Bombassei-Squinzi, il giorno della verità 

MILANO – Era dall’anno 2000, dai tempi dell’elezione a sorpresa di Antonio D’Amato, che non si vedeva una sfida così combattuta per la presidenza di Confindustria. Allora, l’industriale campano – con l’appoggio decisivo di Silvio Berlusconi – rovesciò i pronostici e riuscì a sconfiggere Carlo Callieri, nientemeno che l’uomo indicato da Fiat.
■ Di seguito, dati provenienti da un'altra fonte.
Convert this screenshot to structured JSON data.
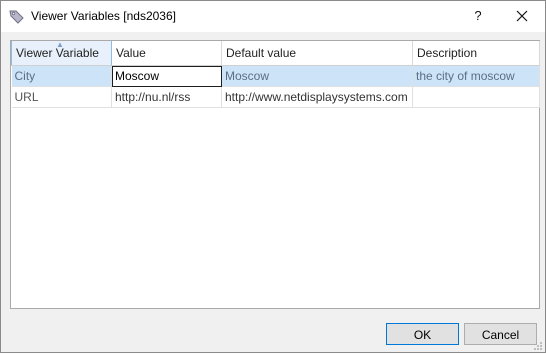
{
  "window": {
    "title": "Viewer Variables [nds2036]",
    "help_label": "?",
    "close_icon": "close-icon"
  },
  "grid": {
    "columns": [
      {
        "label": "Viewer Variable",
        "sorted": true
      },
      {
        "label": "Value"
      },
      {
        "label": "Default value"
      },
      {
        "label": "Description"
      }
    ],
    "rows": [
      {
        "name": "City",
        "value": "Moscow",
        "default": "Moscow",
        "description": "the city of moscow",
        "selected": true
      },
      {
        "name": "URL",
        "value": "http://nu.nl/rss",
        "default": "http://www.netdisplaysystems.com",
        "description": ""
      }
    ]
  },
  "buttons": {
    "ok": "OK",
    "cancel": "Cancel"
  },
  "colors": {
    "selection": "#cde3f8",
    "accent": "#0078d7"
  }
}
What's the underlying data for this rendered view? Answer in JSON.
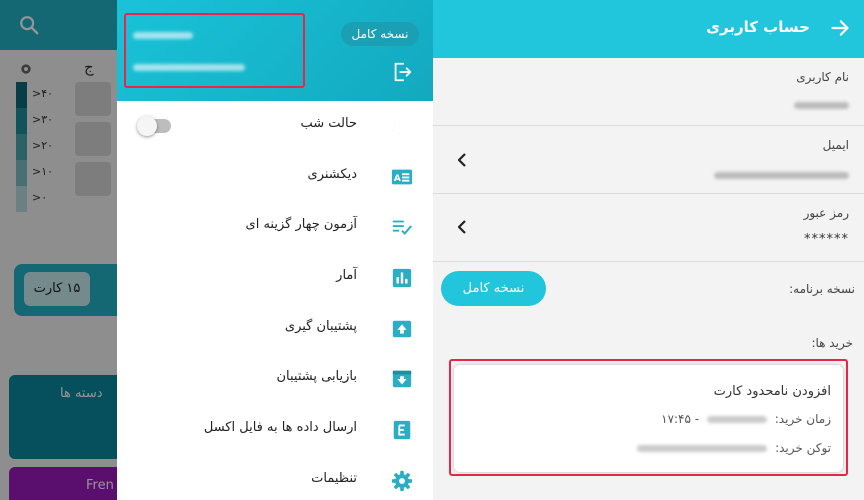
{
  "background_app": {
    "column_letter": "ج",
    "legend": [
      ">۴۰",
      ">۳۰",
      ">۲۰",
      ">۱۰",
      ">۰"
    ],
    "legend_colors": [
      "#0c6a7a",
      "#1f8e9c",
      "#4aa7b2",
      "#7cc1c8",
      "#b8dde1"
    ],
    "cards_button": "۱۵ کارت",
    "groups_label": "دسته ها",
    "french_label": "Fren"
  },
  "drawer": {
    "premium_badge": "نسخه کامل",
    "items": [
      {
        "label": "حالت شب",
        "icon": "moon-icon"
      },
      {
        "label": "دیکشنری",
        "icon": "dictionary-icon"
      },
      {
        "label": "آزمون چهار گزینه ای",
        "icon": "checklist-icon"
      },
      {
        "label": "آمار",
        "icon": "stats-icon"
      },
      {
        "label": "پشتیبان گیری",
        "icon": "backup-upload-icon"
      },
      {
        "label": "بازیابی پشتیبان",
        "icon": "restore-download-icon"
      },
      {
        "label": "ارسال داده ها به فایل اکسل",
        "icon": "excel-icon"
      },
      {
        "label": "تنظیمات",
        "icon": "gear-icon"
      }
    ],
    "night_mode_on": false
  },
  "account": {
    "title": "حساب کاربری",
    "username_label": "نام کاربری",
    "email_label": "ایمیل",
    "password_label": "رمز عبور",
    "password_value": "******",
    "version_label": "نسخه برنامه:",
    "version_button": "نسخه کامل",
    "purchases_label": "خرید ها:",
    "purchase": {
      "title": "افزودن نامحدود کارت",
      "time_label": "زمان خرید:",
      "time_value": "- ۱۷:۴۵",
      "token_label": "توکن خرید:"
    }
  },
  "colors": {
    "accent": "#22c6dc",
    "highlight": "#e8264a"
  }
}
E fu il segno dell’appoggio politico degli industriali al proprietario di Mediaset.
Dodici anni e due presidenti dopo (Luca Montezemolo ed Emma Marcegaglia, eletti a larghissima maggioranza), una nuova elezione spacca il mondo imprenditoriale. E per l’associazione economica più potente del paese, comunque vada a finire, questa mattina, il voto della giunta di Confindustria, potrebbe essere un’elezione di svolta. Perché due contendenti, entrambi bergamaschi, Alberto Bombassei (fondatore della Brembo, società  leader nella produzione di freni per auto di alta gamma) e Giorgio Squinzi (numero uno di Mapei, tra le principali società  di prodotti chimici per l’edilizia) hanno promesso che una volta eletti procederanno a una trasformazione dell’associazione. Con regole di governance meno farraginose delle attuali, taglio dei costi di gestione e razionalizzazione della struttura.
Ma andiamo con ordine. A decidere il presidente del dopo Marcegaglia saranno i 187 membri della giunta: (tra cui i 59 rappresentanti delle territoriali, 35 delle categorie, 20 rappresentanti dei Piccoli, 8 dei giovani e 3 del Comitato Mezzogiorno). I tre “saggi” che hanno girato l’Italia per capire il favore dei candidati, hanno indicato un vantaggio per Squinzi abbastanza netto (con uno scarto di quasi cinquanta voti). Ma questo avveniva quasi un mese fa. Nel frattempo, Bombassei ha recuperato terreno, tanto che ora il vantaggio dell’industriale chimico sembra essersi ridotto a non più di una trentina di voti. Non solo: i supporter dell’ex presidente di Federmeccanica (Squinzi lo è stato di Federchimica) sostengono addirittura di essere passati in vantaggio. Ma è ovvio che questa mattina si saprà  già  chi si è sbagliato.
Del resto, anche la campagna elettorale è stata molto tirata, con gli entourage dei due candidati che non si sono risparmiati colpi bassi. Più aggressivo Bombassei, che ha giocato la carta Marchionne: l’ad Fiat ha promesso che in caso di sua vittoria rientrerà  in Confindustria. Per Squinzi si è speso Silvio Berlusconi: non direttamente, ma per voce di Fedele Confalonieri, il presidente di Mediaset. Il quale, come sua consuetudine se l’è cavata con una battuta: «Lo appoggio soprattutto perché è un amico». 
Dal punto di vista geografico, Bombassei prevale nelle regioni del nord: in Lombardia (ma non a Milano, dove Assolombarda sta con il rivale), in Piemonte, in Friuli e in quasi tutto il Veneto e l’Emilia. Il centro-sud, invece, è tutto con Squinzi, il quale può contare sull’appoggio determinante del numero uno del Lazio, Aurelio Regina. Tanto da far dire ai partigiani di Bombassei che se non avranno i voti della maggioranza degli industriali, dalla loro avranno almeno il Pil del paese.